Na quarta-feira (28), representantes do Ministério Público e do Tribunal de Justiça de Mato Grosso visitaram as instalações da Associação de Proteção e Assistência aos Condenados (Apac) de Betim, na Região Metropolitana de Belo Horizonte, e da  Apac Feminina de Belo Horizonte, no Bairro Gameleira, região Oeste da Capital.

Coordenadora do projeto estratégico no MPMT, a procuradora de Justiça Josane Guariente destacou a importância da troca de experiência. “Minas Gerais é modelo da metodologia, haja vista a expansão das APACs no Brasil e em outros países. É uma excelente alternativa, uma vez que, comprovadamente, possui índices muito mais baixos de reincidência. Além disso, o custo de um preso nas APACs se mostra, também, bem inferior. É um método que tem oportunizando com eficácia a reinserção social, resgatando vidas, famílias, e consequentemente, a sociedade”, destacou.

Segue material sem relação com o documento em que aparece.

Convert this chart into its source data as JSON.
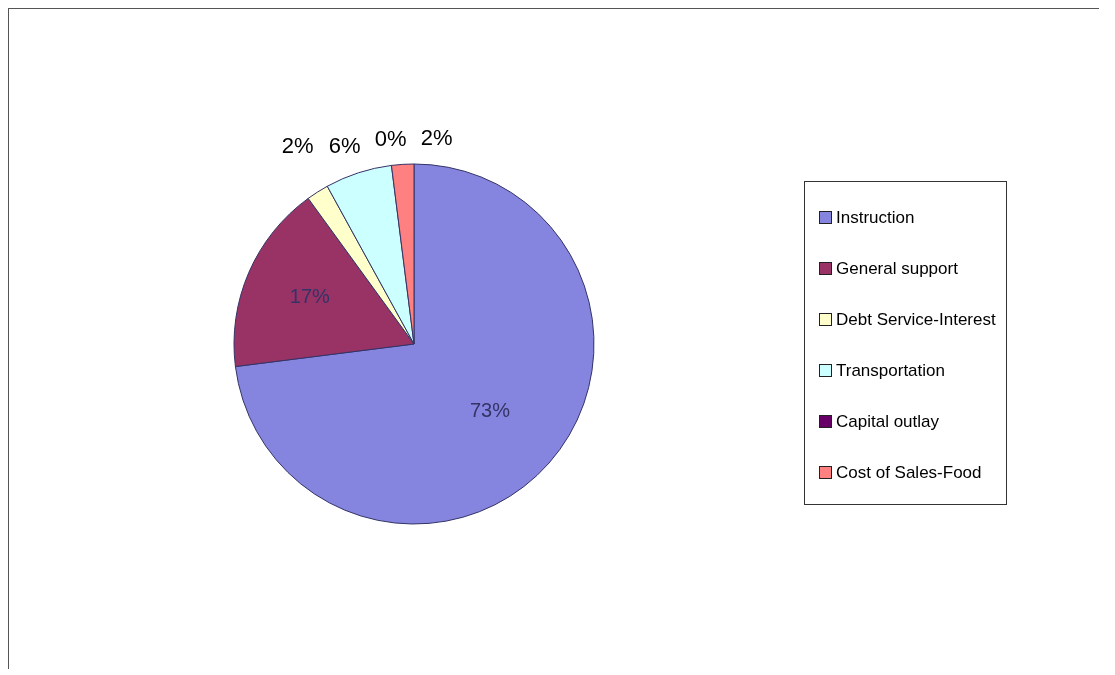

A presidente do TJMT, desembargadora Clarice Claudino da Silva, disse que a comitiva encontrou em Minas Gerais o respaldo e a parceria necessária para a implantação do método Apac no Estado. “Estamos encantados com a recepção e com o sistema na prática. Essa vivência da experiência apaquiana era algo que eu sonhava há muito tempo, mas está superando todas as expectativas. Todos nós da comitiva saímos muito agradecidos e esperançosos pela aplicação do método, principalmente, pela visão humanitária ampla e efetiva”, afirmou.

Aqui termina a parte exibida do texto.